| HN Mirror

Y	Hacker News new \| ask \| show \| jobs

by inkyoto 596 days ago

> The key word being ”almost”. Yes, you can get similarity matches between job requirements and candidate resumes, but those matches are not useful for the task of finding an optimal candidate for a job.

Text embeddings are not about matching, they are about extracting the semantic topics and the semantic context. Matching comes next, if required.

If a LLM is used to generate the text embeddings, it would «expand» the semantic context for each keyword. E.g. «GenAI» would make the LLM expand the term into directly and loosely related semantic topics, say, «LLM», «NLP» (with a lesser relevance though), «artificial intelligence», «statistics» (more distant) and so forth. The generated embeddings will result in a much richer semantic context that will allow for straightforward similarity search as well as for exploratory radial search with ease. It also works well across languages, provided the LLM had a linguistically and sufficiently diverse corpus it was trained on.

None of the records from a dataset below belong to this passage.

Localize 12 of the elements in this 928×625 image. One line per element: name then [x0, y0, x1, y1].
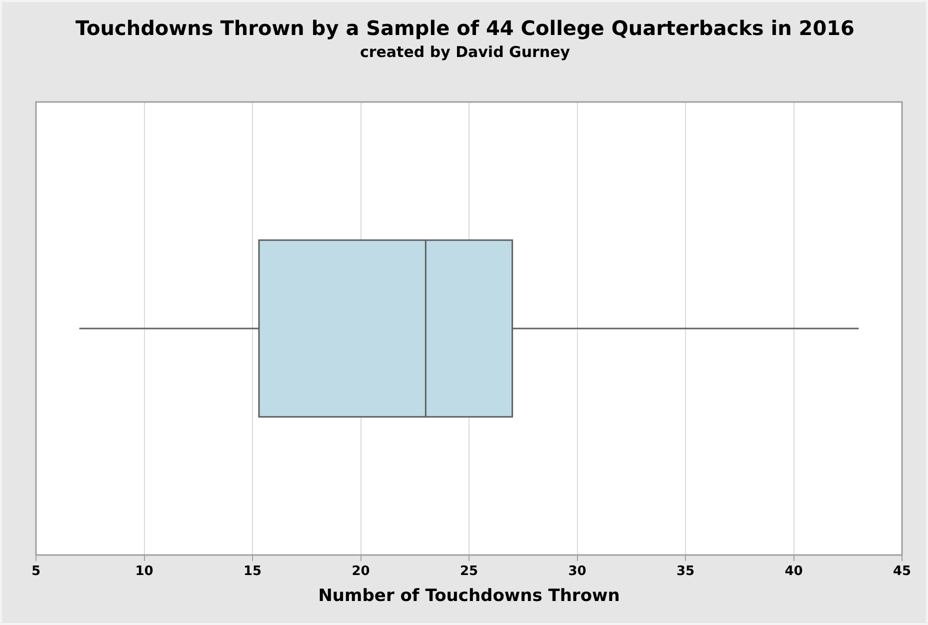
x-tick-label: 30: [568, 564, 586, 580]
x-tick-label: 20: [352, 564, 370, 580]
x-tick-label: 45: [892, 564, 912, 580]
x-tick-label: 35: [676, 564, 695, 580]
x-tick-label: 10: [135, 564, 154, 580]
chart-title: Touchdowns Thrown by a Sample of 44 College Quarterbacks in 2016: [76, 16, 854, 40]
x-tick-label: 15: [243, 564, 262, 580]
chart-subtitle: created by David Gurney: [360, 42, 570, 61]
x-tick-label: 25: [460, 564, 478, 580]
x-tick-label: 40: [784, 564, 803, 580]
x-tick-label: 5: [31, 564, 41, 580]
x-axis-title: Number of Touchdowns Thrown: [318, 586, 620, 606]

Fun fact: I have recently delivered a LLM assisted (to generate text embeddings) k-NN similarity search for a client of mine. For the hell of it, we searched for «the meaning of life» in Cantonese, English, Korean, Russian and Vietnamese.

It pulled up the same top search result across the entire dataset for the query in English, Korean and Russian. Effectively, it turned into a Babelfish of search.

Cantonese and Vietnamese versions diverged and were less relevant as the LLM did not have a substantial corpus in either language. This can be easily fixed in the future, once a new LLM version that will have been trained on a better corpus in both, Cantonese and Vietnamese, languages – by regenerating the text embeddings on the dataset. The implementation won't have to change.